Managing Linked Data at Scale: Querying, Integrating, and Sharing

This project aims to develop an efficient system and software tools to make it easy for users to share datasets with each other and integrate data available at geo-distributed engines. The RDF data model allows interlinking entities from different Web sources, where each dataset is independently maintained and accessed via a SPARQL endpoint. Subsequently various applications in life sciences, government open data, decentralized social networks, and Internet of Things, which need to query RDF graphs across geo-distributed and independent endpoints, have emerged. State-of-the-art federated RDF systems usually support a small number of data sources by utilizing schema information. They often cause unnecessary data retrieval and communications, leading to poor scalability and response time; these systems cannot support the need of these emerging applications to access tens to hundreds of geo-distributed RDF datasets.
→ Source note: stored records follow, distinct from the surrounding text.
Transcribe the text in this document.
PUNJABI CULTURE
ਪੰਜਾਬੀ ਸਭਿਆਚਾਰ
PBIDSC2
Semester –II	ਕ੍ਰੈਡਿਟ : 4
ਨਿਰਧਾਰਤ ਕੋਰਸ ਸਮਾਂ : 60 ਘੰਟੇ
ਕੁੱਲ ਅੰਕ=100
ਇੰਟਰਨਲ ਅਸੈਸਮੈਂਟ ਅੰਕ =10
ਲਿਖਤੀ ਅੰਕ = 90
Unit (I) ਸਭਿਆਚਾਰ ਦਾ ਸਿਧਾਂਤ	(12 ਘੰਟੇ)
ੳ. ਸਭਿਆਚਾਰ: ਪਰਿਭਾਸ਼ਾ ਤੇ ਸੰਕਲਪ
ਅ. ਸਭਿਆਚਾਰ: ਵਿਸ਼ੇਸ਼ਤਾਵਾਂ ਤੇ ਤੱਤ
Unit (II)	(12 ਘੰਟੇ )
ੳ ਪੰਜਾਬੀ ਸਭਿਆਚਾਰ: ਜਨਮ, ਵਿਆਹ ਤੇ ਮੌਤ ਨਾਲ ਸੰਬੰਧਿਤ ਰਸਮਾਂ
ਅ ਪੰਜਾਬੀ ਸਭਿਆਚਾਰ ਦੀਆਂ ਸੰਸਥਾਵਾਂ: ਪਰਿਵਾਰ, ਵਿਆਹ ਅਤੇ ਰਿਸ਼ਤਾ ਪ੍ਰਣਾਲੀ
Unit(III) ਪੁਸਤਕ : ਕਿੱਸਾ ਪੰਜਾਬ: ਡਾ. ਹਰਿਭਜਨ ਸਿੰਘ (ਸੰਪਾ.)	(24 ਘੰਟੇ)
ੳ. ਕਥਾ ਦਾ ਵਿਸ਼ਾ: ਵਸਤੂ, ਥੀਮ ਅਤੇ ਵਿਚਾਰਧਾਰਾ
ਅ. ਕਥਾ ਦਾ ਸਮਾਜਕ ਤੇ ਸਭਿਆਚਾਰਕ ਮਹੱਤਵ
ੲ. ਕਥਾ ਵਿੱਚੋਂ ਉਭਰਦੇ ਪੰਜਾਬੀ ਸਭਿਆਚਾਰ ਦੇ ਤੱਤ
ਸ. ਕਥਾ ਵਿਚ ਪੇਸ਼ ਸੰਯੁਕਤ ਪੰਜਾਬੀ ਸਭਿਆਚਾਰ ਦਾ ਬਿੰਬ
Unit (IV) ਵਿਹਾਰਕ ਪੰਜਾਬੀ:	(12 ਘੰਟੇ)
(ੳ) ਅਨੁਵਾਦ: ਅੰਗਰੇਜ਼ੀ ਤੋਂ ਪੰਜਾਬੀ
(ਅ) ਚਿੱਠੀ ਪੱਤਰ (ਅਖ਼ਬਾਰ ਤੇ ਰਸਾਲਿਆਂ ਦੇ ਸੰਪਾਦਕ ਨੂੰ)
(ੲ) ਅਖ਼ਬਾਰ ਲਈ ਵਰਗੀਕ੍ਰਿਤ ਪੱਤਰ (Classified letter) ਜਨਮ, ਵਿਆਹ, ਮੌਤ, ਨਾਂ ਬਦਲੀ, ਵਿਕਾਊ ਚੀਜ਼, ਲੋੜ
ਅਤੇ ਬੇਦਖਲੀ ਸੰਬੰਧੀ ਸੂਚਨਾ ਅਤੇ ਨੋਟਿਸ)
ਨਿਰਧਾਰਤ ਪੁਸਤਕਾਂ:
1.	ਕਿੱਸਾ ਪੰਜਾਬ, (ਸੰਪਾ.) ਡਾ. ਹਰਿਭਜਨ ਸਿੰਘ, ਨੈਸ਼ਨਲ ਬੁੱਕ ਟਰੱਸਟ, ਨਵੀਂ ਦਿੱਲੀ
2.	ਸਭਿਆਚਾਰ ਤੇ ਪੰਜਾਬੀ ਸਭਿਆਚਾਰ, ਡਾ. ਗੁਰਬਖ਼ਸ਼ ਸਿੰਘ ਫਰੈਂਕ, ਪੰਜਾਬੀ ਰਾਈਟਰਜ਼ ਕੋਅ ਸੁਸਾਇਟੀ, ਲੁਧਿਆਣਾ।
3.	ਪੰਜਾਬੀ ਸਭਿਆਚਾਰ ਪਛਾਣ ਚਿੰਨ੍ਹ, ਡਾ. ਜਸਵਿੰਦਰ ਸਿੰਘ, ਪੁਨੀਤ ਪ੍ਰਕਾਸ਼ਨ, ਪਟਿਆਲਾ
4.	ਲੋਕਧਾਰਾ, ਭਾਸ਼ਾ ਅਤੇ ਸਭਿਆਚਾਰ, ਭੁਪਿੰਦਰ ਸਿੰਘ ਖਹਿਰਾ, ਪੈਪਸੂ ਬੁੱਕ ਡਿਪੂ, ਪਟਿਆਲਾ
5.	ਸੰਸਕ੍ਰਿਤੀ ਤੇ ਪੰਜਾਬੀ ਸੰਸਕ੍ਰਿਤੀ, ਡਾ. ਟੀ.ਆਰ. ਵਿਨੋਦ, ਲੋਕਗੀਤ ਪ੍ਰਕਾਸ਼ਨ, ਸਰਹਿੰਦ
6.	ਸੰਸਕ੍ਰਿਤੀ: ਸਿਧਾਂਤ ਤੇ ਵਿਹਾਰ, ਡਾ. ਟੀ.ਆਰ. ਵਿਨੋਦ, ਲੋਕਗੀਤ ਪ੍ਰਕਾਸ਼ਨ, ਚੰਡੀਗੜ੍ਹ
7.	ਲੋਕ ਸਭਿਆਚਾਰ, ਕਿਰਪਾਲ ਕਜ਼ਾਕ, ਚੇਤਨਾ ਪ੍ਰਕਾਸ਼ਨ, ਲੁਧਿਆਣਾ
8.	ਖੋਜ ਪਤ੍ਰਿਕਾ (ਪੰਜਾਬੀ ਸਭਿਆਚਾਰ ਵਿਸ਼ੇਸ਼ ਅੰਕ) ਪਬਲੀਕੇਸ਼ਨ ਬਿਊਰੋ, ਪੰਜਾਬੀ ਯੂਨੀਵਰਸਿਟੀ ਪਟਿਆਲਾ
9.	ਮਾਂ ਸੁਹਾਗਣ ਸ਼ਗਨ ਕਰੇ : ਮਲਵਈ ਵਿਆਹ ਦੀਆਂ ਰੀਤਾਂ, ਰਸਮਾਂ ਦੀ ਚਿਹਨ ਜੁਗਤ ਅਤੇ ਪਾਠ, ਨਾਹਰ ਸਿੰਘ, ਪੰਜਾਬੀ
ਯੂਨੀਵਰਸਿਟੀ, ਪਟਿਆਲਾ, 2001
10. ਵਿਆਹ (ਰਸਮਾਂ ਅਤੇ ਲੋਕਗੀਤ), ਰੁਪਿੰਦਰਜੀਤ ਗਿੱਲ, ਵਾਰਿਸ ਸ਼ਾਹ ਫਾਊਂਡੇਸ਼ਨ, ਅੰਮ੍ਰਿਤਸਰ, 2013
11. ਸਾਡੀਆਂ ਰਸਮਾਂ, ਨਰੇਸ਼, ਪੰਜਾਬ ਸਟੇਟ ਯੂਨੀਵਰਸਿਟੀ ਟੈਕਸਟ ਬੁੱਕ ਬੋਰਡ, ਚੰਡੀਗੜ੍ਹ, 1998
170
This project mainly addresses these limitations and presents Lusail, a scalable and efficient federated RDF engine for querying large-scale graphs across geo-distributed endpoints. Lusail achieves scalability and low query response time through optimizations at compile and run times. At compile time, we use a novel locality-aware query decomposition [1] that maximizes the number of query triple patterns sent together to a source based on the actual location of the instances satisfying these triple patterns. At run time, we use selectivity- aware and parallel query execution techniques to reduce net- work latency and to increase parallelism by delaying the execution of subqueries expected to return large results. We evaluate Lusail using real data and synthetic benchmarks, with sizes up to billions of triples on an in-house cluster and a geo-distributed public cloud. We show that Lusail outperforms state-of-the-art systems by orders of magnitude in terms of scalability and response time. Lusail is demonstrated at SIGMOD 2017 [2]. A full technical report about Lusail is available at [3].

We also addressed the data sharing problem in a short collaboration between QCRI and MIT. Prof. Ashraf Aboulnaga, from QCRI, and Prof. Tim Berners-Lee, from MIT, led this collaboration. We managed to develop a decentralized platform for social Web called Solid (for Social Linked Data). Solid is based on RDF and Semantic Web technologies, and it achieves the goals of providing data independence and simple yet powerful data management mechanisms. I developed Meccano, an RDF-based system that implements the Solid protocols. More details about Meccano and the Solid protocols are available in [4]. The MIT team developed Solid.js, a javascript library implementing the Solid protocols. The Solid protocols guarantees efficient performance for social applications regardless these applications use Solid.js or not. However, Solid.js aims at accelerating the development life-cycle of Solid applications by writing less code. We demonstrated the Solid platform and Meccano at WWW 2016 [5].